I rather enjoy the repetition of raking up leaves, theres a great satisfaction in revealing all the different elements, paths lawn etc, that have been covered by leaves.
Wildlife appreciate an un-manicured garden, leaving places for them to hide away & seed-heads for birds, giving them much needed energy to survive winter.
With the leaves cleared away & as many as possible stuffed into bags to rot down & turn into leaf-mould, the next thing is to clear away faded old annual plants, leaving any with seed-heads. All this garden debris can go straight into the compost bin to be transformed into garden compost. Theres nothing to loose & everything to gain
- less waste going to Landfill
- no polluting traffic taking waste to Landfill Sites & Council Tips
- best of all, a precious resource is transformed right there in your garden
- less need to buy in soil improver from the Garden Centre, saving money & energy.
My garden never generates enough compost, but every bit helps.
Plant shrubs & trees:
the soil hasn’t become really cold yet, making it a great time to plant shrubs & trees, just as long as the soil isn’t sodden with rain. They’ll have time to put down roots & be better established to cope with dry weather next year.
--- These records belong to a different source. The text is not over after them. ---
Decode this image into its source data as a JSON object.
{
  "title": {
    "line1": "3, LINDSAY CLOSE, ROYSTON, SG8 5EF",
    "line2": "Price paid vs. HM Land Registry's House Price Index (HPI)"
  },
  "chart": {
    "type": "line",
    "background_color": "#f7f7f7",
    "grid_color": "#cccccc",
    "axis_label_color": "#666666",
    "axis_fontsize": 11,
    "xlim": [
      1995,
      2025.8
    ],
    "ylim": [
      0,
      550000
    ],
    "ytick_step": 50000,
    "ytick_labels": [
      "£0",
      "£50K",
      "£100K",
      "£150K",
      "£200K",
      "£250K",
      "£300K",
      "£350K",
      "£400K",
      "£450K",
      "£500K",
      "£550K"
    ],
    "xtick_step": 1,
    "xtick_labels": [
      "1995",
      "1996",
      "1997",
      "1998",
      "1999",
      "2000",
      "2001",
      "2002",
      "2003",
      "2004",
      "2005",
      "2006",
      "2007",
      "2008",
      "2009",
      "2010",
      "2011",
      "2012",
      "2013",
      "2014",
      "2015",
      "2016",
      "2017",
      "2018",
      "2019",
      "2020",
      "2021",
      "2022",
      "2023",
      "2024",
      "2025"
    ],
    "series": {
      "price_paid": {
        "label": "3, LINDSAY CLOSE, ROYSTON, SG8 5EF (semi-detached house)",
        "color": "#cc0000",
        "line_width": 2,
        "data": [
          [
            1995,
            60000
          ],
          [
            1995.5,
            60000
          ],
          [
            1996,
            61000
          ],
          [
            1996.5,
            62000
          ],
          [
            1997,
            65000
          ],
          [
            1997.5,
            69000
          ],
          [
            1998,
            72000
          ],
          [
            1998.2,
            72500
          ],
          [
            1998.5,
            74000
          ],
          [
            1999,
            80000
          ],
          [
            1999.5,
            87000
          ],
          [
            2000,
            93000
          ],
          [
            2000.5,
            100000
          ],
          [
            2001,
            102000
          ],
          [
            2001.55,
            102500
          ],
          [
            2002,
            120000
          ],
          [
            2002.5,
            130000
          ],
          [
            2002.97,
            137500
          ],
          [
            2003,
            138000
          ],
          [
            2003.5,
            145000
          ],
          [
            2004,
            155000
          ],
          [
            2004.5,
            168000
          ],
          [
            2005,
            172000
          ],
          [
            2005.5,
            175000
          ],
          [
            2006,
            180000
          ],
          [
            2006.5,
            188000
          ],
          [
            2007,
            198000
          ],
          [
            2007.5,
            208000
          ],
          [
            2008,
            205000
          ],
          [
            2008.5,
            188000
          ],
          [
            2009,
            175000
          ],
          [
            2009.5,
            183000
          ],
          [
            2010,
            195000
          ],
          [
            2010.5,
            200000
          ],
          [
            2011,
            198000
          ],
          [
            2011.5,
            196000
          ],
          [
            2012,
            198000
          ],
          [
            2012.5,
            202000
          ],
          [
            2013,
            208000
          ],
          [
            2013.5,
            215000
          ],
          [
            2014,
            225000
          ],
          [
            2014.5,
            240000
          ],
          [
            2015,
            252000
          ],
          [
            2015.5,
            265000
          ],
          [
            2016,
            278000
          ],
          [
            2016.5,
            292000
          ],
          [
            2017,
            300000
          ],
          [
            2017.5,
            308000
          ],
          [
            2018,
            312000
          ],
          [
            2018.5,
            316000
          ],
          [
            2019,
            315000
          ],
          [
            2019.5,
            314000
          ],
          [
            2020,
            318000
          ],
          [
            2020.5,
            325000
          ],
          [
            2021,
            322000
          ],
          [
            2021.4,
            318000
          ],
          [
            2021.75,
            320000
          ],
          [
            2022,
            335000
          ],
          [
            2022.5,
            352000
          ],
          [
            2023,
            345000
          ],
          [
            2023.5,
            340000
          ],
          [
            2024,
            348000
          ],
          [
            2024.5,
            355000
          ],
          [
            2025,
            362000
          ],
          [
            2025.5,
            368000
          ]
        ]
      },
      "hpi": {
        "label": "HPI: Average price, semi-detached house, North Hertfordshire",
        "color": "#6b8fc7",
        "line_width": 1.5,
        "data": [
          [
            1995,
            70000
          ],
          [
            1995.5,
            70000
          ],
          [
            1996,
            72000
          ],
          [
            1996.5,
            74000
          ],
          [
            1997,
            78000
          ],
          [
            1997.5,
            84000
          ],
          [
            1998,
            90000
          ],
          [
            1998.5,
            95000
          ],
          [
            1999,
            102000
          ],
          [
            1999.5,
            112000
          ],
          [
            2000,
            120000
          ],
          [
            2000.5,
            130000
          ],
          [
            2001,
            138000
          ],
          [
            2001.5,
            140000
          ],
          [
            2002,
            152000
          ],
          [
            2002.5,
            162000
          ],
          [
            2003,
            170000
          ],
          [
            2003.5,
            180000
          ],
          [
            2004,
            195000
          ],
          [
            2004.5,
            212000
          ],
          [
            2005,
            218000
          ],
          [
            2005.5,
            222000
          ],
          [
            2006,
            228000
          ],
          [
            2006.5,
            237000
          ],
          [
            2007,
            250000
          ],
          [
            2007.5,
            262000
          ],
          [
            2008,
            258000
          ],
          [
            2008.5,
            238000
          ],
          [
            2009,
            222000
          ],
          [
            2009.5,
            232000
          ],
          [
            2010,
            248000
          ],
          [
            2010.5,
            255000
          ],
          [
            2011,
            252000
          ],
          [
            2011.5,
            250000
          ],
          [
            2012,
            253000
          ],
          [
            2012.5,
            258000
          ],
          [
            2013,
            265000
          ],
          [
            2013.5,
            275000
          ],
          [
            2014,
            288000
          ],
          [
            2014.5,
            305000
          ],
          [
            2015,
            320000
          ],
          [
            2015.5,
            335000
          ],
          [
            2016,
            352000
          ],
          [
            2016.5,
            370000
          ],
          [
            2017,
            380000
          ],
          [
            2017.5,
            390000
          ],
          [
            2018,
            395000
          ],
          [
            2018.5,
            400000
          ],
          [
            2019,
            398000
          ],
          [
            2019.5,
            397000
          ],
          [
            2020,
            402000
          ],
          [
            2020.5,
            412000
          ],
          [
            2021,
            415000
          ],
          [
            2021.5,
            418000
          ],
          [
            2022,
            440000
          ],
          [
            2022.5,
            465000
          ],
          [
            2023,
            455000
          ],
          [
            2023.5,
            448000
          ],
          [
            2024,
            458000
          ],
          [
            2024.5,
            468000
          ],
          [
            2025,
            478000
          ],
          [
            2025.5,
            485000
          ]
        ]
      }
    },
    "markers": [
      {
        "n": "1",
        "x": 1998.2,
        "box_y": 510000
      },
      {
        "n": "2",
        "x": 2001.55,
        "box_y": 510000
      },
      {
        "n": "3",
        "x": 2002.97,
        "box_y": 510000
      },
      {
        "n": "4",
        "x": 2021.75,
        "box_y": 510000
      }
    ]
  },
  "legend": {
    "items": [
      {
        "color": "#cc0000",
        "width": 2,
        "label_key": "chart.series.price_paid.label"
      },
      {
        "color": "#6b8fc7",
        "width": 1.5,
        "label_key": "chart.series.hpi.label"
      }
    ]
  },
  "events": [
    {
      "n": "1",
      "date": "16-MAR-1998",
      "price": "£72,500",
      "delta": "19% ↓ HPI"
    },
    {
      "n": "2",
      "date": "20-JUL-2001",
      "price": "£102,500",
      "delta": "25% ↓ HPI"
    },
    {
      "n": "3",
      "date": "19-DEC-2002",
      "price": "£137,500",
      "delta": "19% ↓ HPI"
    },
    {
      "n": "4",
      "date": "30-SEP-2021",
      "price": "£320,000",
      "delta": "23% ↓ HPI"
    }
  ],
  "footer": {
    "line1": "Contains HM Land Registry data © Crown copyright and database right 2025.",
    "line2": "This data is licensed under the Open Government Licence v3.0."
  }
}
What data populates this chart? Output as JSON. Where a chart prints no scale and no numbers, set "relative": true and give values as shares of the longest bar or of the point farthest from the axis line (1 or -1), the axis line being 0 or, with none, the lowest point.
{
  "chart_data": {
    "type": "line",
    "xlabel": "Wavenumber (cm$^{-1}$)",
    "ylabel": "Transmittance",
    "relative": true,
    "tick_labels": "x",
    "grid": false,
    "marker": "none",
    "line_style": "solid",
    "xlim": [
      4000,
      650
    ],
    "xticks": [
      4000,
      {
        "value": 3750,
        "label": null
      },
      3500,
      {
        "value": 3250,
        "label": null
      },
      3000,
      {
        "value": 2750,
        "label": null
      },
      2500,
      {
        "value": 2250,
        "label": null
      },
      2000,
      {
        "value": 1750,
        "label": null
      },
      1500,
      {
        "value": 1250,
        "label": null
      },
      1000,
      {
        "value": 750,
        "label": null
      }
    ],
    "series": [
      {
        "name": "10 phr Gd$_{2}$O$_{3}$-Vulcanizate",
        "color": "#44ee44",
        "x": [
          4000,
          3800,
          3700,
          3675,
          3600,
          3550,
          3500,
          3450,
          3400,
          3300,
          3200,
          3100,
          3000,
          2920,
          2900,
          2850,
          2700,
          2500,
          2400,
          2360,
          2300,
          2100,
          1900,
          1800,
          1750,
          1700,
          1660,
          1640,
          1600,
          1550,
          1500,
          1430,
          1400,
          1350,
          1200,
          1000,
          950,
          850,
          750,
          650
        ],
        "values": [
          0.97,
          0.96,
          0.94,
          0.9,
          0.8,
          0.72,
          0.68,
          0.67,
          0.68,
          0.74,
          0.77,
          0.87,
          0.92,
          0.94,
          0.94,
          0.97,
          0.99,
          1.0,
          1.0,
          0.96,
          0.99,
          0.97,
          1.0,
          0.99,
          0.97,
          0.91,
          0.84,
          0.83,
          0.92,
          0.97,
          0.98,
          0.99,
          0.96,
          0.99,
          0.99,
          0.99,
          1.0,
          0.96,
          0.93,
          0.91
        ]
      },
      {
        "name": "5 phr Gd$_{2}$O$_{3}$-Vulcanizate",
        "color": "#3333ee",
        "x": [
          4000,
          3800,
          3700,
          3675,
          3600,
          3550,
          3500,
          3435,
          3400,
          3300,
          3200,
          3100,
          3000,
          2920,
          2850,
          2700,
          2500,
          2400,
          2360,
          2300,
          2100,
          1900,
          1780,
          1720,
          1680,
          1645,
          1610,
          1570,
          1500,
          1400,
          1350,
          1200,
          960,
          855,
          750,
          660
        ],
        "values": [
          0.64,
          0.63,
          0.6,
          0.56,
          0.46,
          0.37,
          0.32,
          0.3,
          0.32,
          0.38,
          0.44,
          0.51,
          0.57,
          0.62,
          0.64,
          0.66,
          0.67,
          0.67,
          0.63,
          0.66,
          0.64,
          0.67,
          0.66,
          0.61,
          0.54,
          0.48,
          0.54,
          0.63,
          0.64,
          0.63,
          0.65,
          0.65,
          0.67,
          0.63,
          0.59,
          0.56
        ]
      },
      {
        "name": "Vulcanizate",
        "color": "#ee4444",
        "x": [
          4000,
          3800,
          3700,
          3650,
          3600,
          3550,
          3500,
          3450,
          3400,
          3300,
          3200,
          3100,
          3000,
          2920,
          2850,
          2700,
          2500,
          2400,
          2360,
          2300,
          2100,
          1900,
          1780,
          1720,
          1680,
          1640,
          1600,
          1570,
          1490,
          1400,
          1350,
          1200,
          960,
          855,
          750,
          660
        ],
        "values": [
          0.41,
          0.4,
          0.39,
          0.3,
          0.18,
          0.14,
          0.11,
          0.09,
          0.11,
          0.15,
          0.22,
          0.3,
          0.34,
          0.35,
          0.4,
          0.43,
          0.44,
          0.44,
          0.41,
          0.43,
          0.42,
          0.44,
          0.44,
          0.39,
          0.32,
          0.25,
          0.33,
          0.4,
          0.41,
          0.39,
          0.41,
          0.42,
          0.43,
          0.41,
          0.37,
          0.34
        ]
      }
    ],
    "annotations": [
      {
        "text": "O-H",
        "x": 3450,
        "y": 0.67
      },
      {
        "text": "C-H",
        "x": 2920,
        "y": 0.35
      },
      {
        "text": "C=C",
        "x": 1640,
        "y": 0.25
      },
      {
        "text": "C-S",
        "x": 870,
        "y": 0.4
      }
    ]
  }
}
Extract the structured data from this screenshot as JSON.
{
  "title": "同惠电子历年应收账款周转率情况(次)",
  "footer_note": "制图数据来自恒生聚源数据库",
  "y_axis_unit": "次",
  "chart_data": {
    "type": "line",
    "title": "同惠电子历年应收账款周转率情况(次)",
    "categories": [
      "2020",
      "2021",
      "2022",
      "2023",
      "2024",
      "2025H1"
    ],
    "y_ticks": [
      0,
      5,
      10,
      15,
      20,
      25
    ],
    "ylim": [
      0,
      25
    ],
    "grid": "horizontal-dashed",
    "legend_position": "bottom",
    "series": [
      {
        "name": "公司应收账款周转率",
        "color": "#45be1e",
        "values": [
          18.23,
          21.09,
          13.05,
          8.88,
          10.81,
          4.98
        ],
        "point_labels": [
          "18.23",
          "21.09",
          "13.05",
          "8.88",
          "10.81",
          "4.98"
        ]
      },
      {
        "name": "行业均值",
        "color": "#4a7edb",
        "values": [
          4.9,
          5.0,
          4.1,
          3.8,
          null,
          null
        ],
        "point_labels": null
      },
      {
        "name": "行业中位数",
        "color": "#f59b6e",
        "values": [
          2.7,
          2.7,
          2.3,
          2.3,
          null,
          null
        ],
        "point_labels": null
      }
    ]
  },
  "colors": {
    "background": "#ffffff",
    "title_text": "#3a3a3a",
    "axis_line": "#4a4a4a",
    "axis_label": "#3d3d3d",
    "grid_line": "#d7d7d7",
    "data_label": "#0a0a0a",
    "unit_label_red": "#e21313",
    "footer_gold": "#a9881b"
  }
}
Move tender plants – banana plants & the like- into the greenhouse, clod-frame or somewhere sheltered, for the winter. Remember to keep an eye on them through winter for pests diseases & give them a little water to keep them going.
Cover tender plants in the garden to keep the winter chill & frost off them. A hessian covering stuffed with straw works well, it keeps the cold out but also allows for a little air circulation. Use fleece if thats what you have to hand.
Plant tulip bulbs this month.
Cover salad leaves with cloches or fleece over hoops, leaving the nets open for ventilation.
I’ve brought pots of mint & chives into the greenhouse over the winter, to keep us supplied with fresh herbs for as long as possible
Prune autumn fruiting raspberries down to a couple of inches above the soil.
Plant garlic if you haven’t done so already.
Sow broad bean seeds, the joy of these is that they’re a crop that’s hared to find in the shops, in anywise they’re much better cooked as soon as they’re picked.
Its a good time to review this past year & plan ahead for next year.
Start by tidying the shed & greenhouse. Its my least favourite thing to do in the garden, but its good to start the year with a sense of order.
With a big mug of tea to hand, get out pen, coloured pencils, highlighters & paper, & decide what flowers & vegetables to grow from seed next year.
Make a simple chart, or draw a plan -this is when highlighters etc are useful – of what needs sowing when, so as to remember it all. Its easy to start the year with enthusiasm & then tail off as time goes by.
Enjoy the ret of the month in your garden.